Gloucester frowned. ‘Yes, I heard.’ He glanced warily at the blue velvet cap and the carefully pinned veil that Heloise was wearing. ‘Silver, I believe.’ His golden mead eyes lit with kindness. ‘Surely not so rare as you imagine.’

‘What is wrong with it? Can I see?’ The child’s voice chimed between them at breast height.
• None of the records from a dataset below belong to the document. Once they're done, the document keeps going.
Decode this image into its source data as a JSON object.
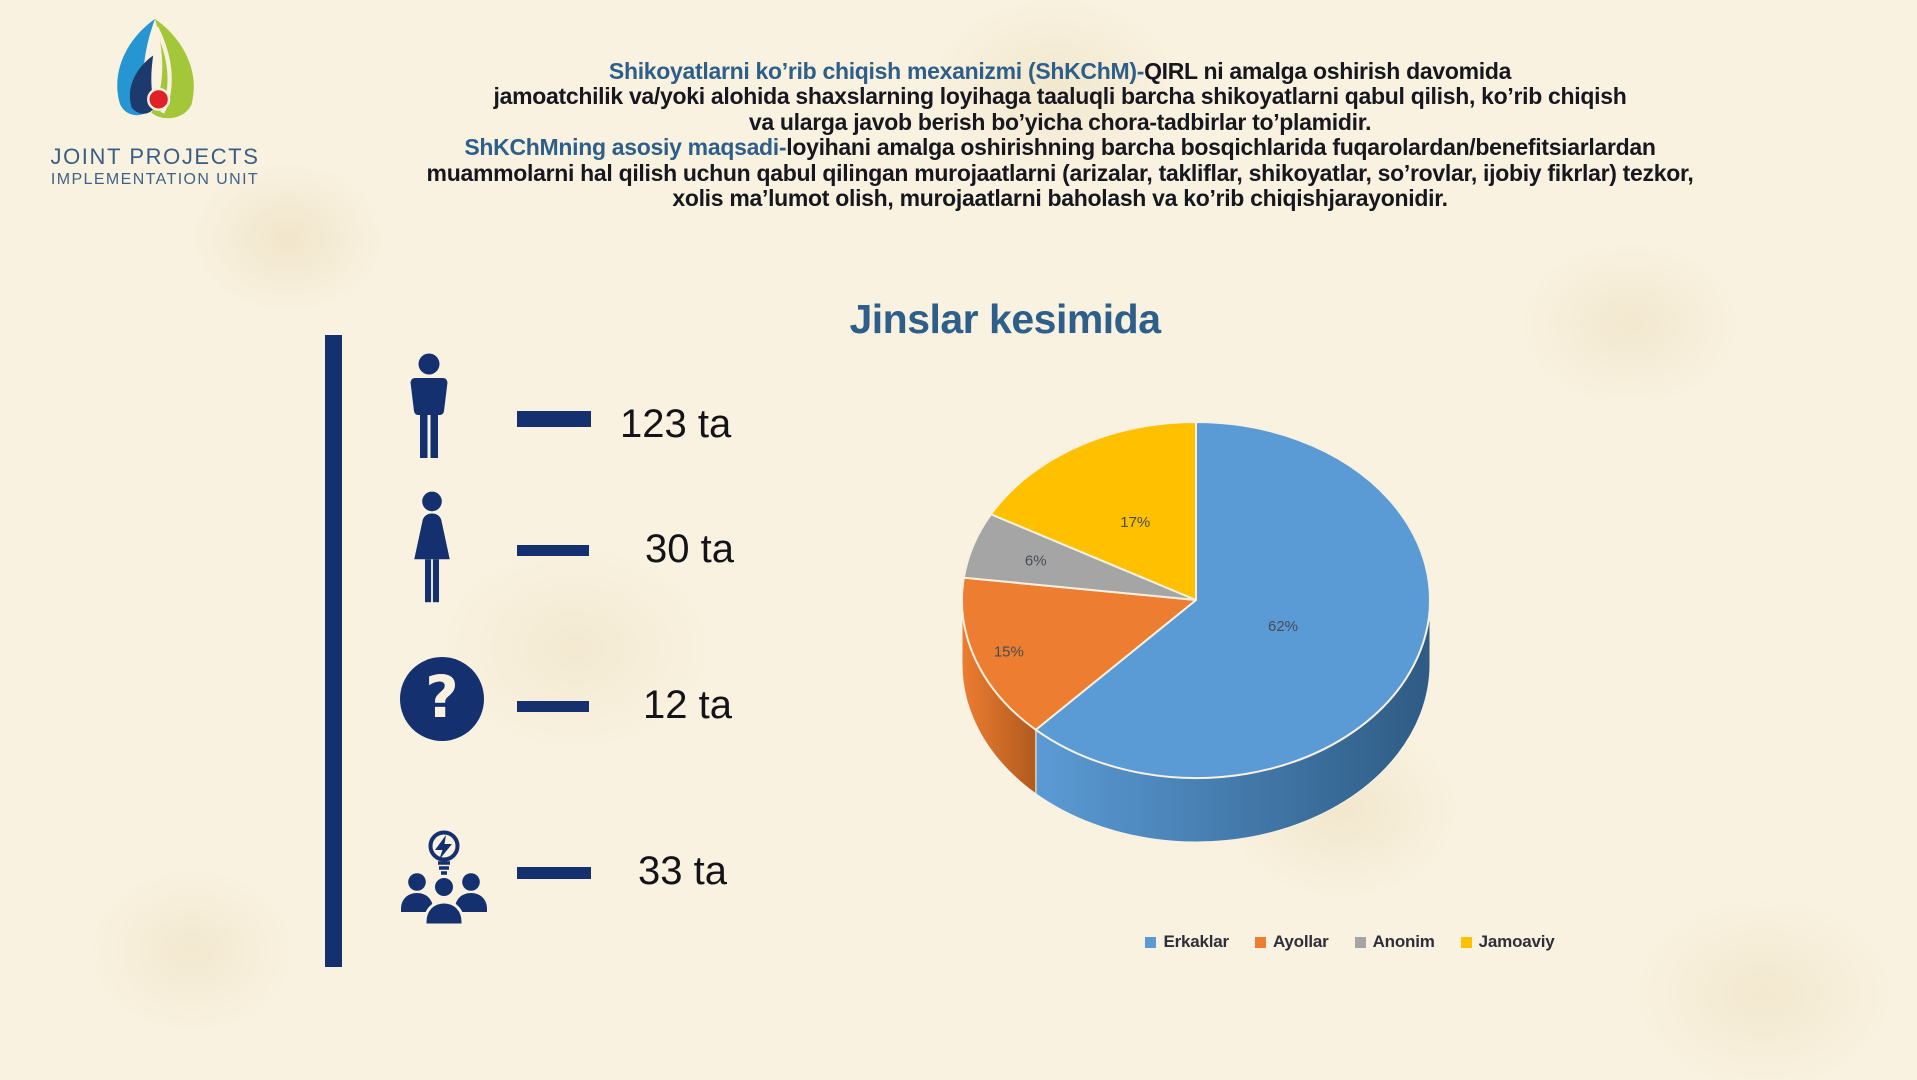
{
  "logo": {
    "line1": "JOINT PROJECTS",
    "line2": "IMPLEMENTATION UNIT"
  },
  "intro_lines": [
    {
      "lead": "Shikoyatlarni ko’rib chiqish mexanizmi (ShKChM)-",
      "rest": "QIRL ni amalga oshirish davomida"
    },
    {
      "rest": "jamoatchilik va/yoki alohida shaxslarning loyihaga taaluqli barcha shikoyatlarni qabul qilish, ko’rib chiqish"
    },
    {
      "rest": "va ularga javob berish bo’yicha chora-tadbirlar to’plamidir."
    },
    {
      "lead": "ShKChMning asosiy maqsadi-",
      "rest": "loyihani amalga oshirishning barcha bosqichlarida fuqarolardan/benefitsiarlardan"
    },
    {
      "rest": "muammolarni hal qilish uchun qabul qilingan murojaatlarni (arizalar, takliflar, shikoyatlar, so’rovlar, ijobiy fikrlar) tezkor,"
    },
    {
      "rest": "xolis ma’lumot olish, murojaatlarni baholash va ko’rib chiqishjarayonidir."
    }
  ],
  "section_title": "Jinslar kesimida",
  "stats": [
    {
      "icon": "man-icon",
      "value": "123 ta"
    },
    {
      "icon": "woman-icon",
      "value": "30 ta"
    },
    {
      "icon": "question-icon",
      "glyph": "?",
      "value": "12 ta"
    },
    {
      "icon": "group-idea-icon",
      "value": "33 ta"
    }
  ],
  "chart_data": {
    "type": "pie",
    "title": "Jinslar kesimida",
    "labels": [
      "Erkaklar",
      "Ayollar",
      "Anonim",
      "Jamoaviy"
    ],
    "values": [
      62,
      15,
      6,
      17
    ],
    "value_labels": [
      "62%",
      "15%",
      "6%",
      "17%"
    ],
    "colors": [
      "#5B9BD5",
      "#ED7D31",
      "#A5A5A5",
      "#FFC000"
    ],
    "side_colors": [
      "#2E5B84",
      "#B05A1E",
      "#7F7F7F",
      "#BF9000"
    ],
    "start_angle_deg": 0,
    "direction": "clockwise",
    "style": "3d",
    "legend_position": "bottom"
  },
  "ui_colors": {
    "background": "#f9f2e0",
    "navy": "#14306e",
    "heading_blue": "#2d5f8a",
    "body_text": "#17171f"
  }
}
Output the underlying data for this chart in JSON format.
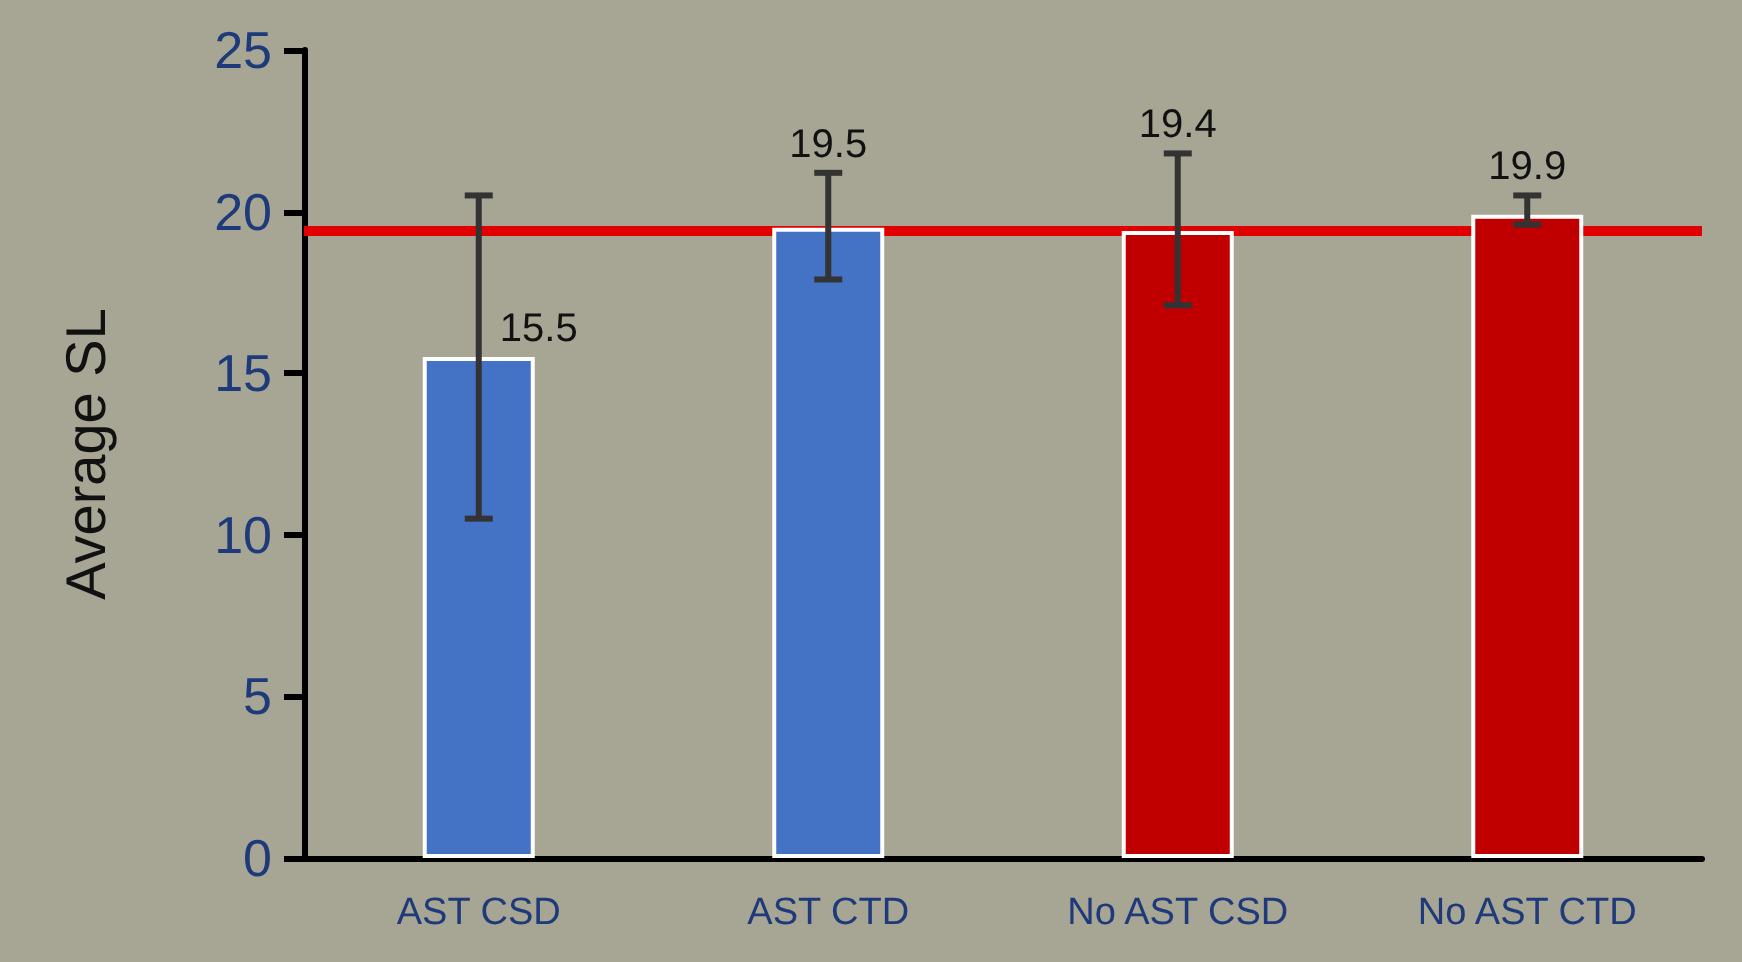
{
  "chart_data": {
    "type": "bar",
    "ylabel": "Average SL",
    "categories": [
      "AST CSD",
      "AST CTD",
      "No AST CSD",
      "No AST CTD"
    ],
    "values": [
      15.5,
      19.5,
      19.4,
      19.9
    ],
    "colors": [
      "#4472c4",
      "#4472c4",
      "#c00000",
      "#c00000"
    ],
    "errors": [
      [
        10.5,
        20.5
      ],
      [
        17.9,
        21.2
      ],
      [
        17.1,
        21.8
      ],
      [
        19.6,
        20.5
      ]
    ],
    "data_labels": true,
    "ylim": [
      0,
      25
    ],
    "yticks": [
      0,
      5,
      10,
      15,
      20,
      25
    ],
    "grid": false,
    "ref_lines": [
      {
        "axis": "y",
        "value": 19.4,
        "color": "#e00000"
      }
    ]
  }
}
‘Nothing is wrong with her hair,’ interfered the boy’s grandam firmly from her seat at the small table. ‘But Mistress Heloise wants to be the same as everyone else. So will you when you get to her age.’ Then the countess turned the overweight cannon of her fifty years fully upon Heloise. ‘You will find, young woman, that other worries will chase away such idle thoughts as you grow older. A broken fingernail or tresses that do not curl will become insignificant when you have a house to run and children at your skirts. You will see.’

I have already seen, thought Heloise rebelliously, biting back a retort, angry that the older woman thought her vain and frivolous. I have already slaved day and night for my father with no smile or word of thanks to ease my burden.

‘My lady,’ she protested, ‘I assure you I know that hard …’ She faltered, not because the countess’s attention was back upon the playing cards, but because it was happening again – the blurring of reality and possibility.

It was as if her lungs were bursting. Before her eyes, Duchess Anne’s skin was paling. Blood flecked the lady’s lips like spittle, the serene eyes were retreating, distressed, dilated, into cavernous sockets, and the world was darkening.

‘Heloise! Heloise!’ Margery Huddleston’s fingers were clamped about her wrist, jerking her back by physical pain into the present.

‘I must go,’ whispered Heloise, her mind shrieking at the invasion, not daring to look at any of the others, lest the vision return.

She would go from Middleham. Aye, but then what?